A similar process can be used to take a 3D polyhedron and “cut corners” in an attempt to smooth it out. Will it always get smoother? We’ll discuss this further in Chapter 23. In the meantime, having seen how rapidly subdivision seems to smooth out curves, you can ask yourself, “How could I analyze whether the curve approaches a limit, and whether such a limit is smooth at a particular point?” This is addressed (for a somewhat different subdivision method, but the principles are similar) in Chapter 22.

4.7. Discussion

We’ve given you the tools to create simple applications in WPF for experimenting with ideas from graphics, and worked through a subdivision application as an example of using those tools. The exercises in this chapter will give you the opportunity to explore the power of the 2D test bed, and to discover some interesting ideas in graphics that you’ll encounter again later in this book. We strongly advise you to complete at least a couple of these exercises so that working with this framework will be simple for you in the future.

This test bed was built for a reason. Lots of years of working in computer graphics have taught us another principle:


Image The First Pixel Principle

The first pixel is the hardest.


When you write a new program in graphics, the most common first result is a completely black screen. That’s almost impossible to debug, because any of a million things could be causing the problem. Usually when you manage to get anything to show up on the screen, you’re finished with a great deal of your debugging. It’s therefore proven useful to start with a program that does something like what you’re trying to do, and to gradually modify it until it does do what you want, but make the modifications so that at every stage you can tell, by looking at it, that it’s doing what you expected. The test bed provides you with a starting point for a whole host of possible programs. We hope it will save you countless hours of debugging.

4.8. Exercises

Exercise 4.1: Modify the corner-cutting program to place the cutoff points one-fourth and three-fourths of the way along the line; describe the results.

Exercise 4.2: Modify the corner-cutting program to be a “dualizing” program: It replaces a polygon with its dual, a polygon whose vertices are the midpoints of the original polygon, connected in the same order, so that the dual of a square is a diamond. Experiment: Does repeated dualizing tend to remove crossings of self-intersecting polygons? Can you find a polygon whose successive duals are always self-intersecting?

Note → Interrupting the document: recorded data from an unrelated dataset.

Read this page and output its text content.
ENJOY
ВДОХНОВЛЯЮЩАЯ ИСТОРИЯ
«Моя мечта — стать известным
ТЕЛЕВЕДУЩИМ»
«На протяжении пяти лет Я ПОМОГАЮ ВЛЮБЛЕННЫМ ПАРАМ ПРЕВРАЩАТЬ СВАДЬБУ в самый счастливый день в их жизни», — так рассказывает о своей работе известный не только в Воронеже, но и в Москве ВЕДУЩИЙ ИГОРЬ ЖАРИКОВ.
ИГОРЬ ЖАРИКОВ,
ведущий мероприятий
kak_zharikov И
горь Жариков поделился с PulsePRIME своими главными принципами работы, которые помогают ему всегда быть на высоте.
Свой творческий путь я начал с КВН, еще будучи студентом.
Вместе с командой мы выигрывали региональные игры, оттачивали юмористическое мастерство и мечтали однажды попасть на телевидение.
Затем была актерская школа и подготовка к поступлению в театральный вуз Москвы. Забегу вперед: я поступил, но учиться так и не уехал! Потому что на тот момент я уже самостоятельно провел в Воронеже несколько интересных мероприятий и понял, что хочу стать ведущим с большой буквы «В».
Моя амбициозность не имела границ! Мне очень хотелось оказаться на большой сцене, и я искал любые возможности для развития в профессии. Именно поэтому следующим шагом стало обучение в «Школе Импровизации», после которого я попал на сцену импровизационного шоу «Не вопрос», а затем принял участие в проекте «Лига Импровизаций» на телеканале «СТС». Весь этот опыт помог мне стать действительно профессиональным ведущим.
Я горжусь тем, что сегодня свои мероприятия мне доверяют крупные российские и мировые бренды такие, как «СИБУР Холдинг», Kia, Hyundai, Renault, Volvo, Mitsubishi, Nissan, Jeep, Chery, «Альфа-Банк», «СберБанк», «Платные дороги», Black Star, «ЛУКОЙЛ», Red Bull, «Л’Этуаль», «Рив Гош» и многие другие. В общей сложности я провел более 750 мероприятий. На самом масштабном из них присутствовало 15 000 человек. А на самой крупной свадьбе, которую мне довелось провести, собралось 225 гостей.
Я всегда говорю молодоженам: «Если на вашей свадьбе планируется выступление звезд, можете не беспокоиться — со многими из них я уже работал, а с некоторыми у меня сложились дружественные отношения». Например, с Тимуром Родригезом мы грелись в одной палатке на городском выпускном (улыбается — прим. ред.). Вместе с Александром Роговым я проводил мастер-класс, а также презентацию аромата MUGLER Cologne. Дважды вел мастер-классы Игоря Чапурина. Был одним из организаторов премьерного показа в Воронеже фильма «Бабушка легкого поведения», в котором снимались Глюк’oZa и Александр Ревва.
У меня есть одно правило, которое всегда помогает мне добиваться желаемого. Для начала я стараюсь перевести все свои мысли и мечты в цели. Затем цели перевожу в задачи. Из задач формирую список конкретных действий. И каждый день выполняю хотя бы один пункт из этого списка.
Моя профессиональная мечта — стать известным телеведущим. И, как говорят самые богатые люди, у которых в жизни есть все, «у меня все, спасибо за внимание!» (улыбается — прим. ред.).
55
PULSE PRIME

Exercise 4.3: Modify the test bed to display only a single image (e.g., the water lilies) until a button is clicked; each time the button is clicked, a new image should be displayed (perhaps cycling through a collection of four or five images). To make a new image appear, you’ll need to update the BitmapSource. This exercise is somewhat harder than the previous ones, because we’ve given you less guidance.

Exercise 4.4: Read about motion-induced blindness at the end of Chapter 5, and then write a program that lets you experiment with it, including changing the grid spacing and colors, changing the color and size of the “disappearing” dots, and altering the speed with which the grid rotates. Try to determine the settings that induce the “blindness” in you most effectively.